I previously wrote that Microsoft should offer up Windows Starter Edition as a free product.  Stephen Broadwell writes that he thinks Microsoft could morph Starter Edition into an Ad-supported version of Windows (towards the end of the post).  If this could lower the cost of computing so that more folks can realize the benefits, then this would be a good thing.
 
Microsoft could extend this even further.  In their press release today, Microsoft writes that they are going to start allowing OEM’s to install 60-day trials of Office on PCs, and then the OEM still gets to be part of the transaction if the user decides to purchase a full license.  They could extend the ad-supported model to include a free/ad-supported version of office as well: 2007 Office Starter Edition.  Then they can let the OEM’s get a cut of either the ad revenues, or the price the consumers pay to upgrade to a full version.
 
In the earlier referenced blog post, Stephen wrote:
“Imagine booting up Windows Starter Edition and seeing a list of 10 commercials.  You have to click on at least one to continue.  Every so often the system downloads an updated set of commercials from the Internet.” 

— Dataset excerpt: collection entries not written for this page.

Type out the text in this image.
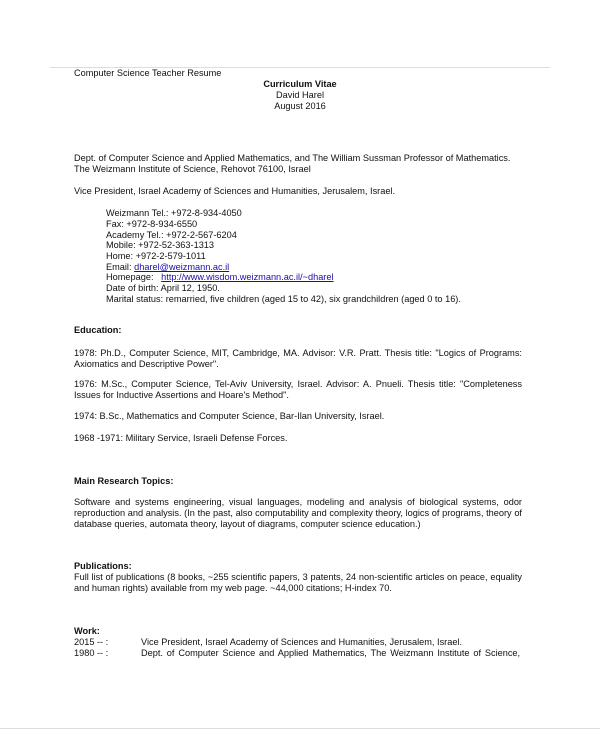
Computer Science Teacher Resume
Curriculum Vitae
David Harel
August 2016
Dept. of Computer Science and Applied Mathematics, and The William Sussman Professor of Mathematics.
The Weizmann Institute of Science, Rehovot 76100, Israel
Vice President, Israel Academy of Sciences and Humanities, Jerusalem, Israel.
Weizmann Tel.: +972-8-934-4050
Fax: +972-8-934-6550
Academy Tel.: +972-2-567-6204
Mobile: +972-52-363-1313
Home: +972-2-579-1011
Email: dharel@weizmann.ac.il
Homepage:   http://www.wisdom.weizmann.ac.il/~dharel
Date of birth: April 12, 1950.
Marital status: remarried, five children (aged 15 to 42), six grandchildren (aged 0 to 16).
Education:
1978: Ph.D., Computer Science, MIT, Cambridge, MA. Advisor: V.R. Pratt. Thesis title: "Logics of Programs: Axiomatics and Descriptive Power".
1976: M.Sc., Computer Science, Tel-Aviv University, Israel. Advisor: A. Pnueli. Thesis title: "Completeness Issues for Inductive Assertions and Hoare's Method".
1974: B.Sc., Mathematics and Computer Science, Bar-Ilan University, Israel.
1968 -1971: Military Service, Israeli Defense Forces.
Main Research Topics:
Software and systems engineering, visual languages, modeling and analysis of biological systems, odor reproduction and analysis. (In the past, also computability and complexity theory, logics of programs, theory of database queries, automata theory, layout of diagrams, computer science education.)
Publications:
Full list of publications (8 books, ~255 scientific papers, 3 patents, 24 non-scientific articles on peace, equality and human rights) available from my web page. ~44,000 citations; H-index 70.
Work:
2015 -- :	Vice President, Israel Academy of Sciences and Humanities, Jerusalem, Israel.
1980 -- :	Dept. of Computer Science and Applied Mathematics, The Weizmann Institute of Science,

I’m not a big fan of the interruption ad model, and would rather see relevant contextual ads using up some screen real-estate.  Microsoft could even build a platform for displaying ads, and provide an API for application programmers to provide context, and then serve up ads from Adcenter (https://adcenter.msn.com/).  Adoption can be driven through revenue sharing.  Perhaps Microsoft could even share the revenue with the consumer if they are willing to provide a detailed profile to allow more directly targeted advertising.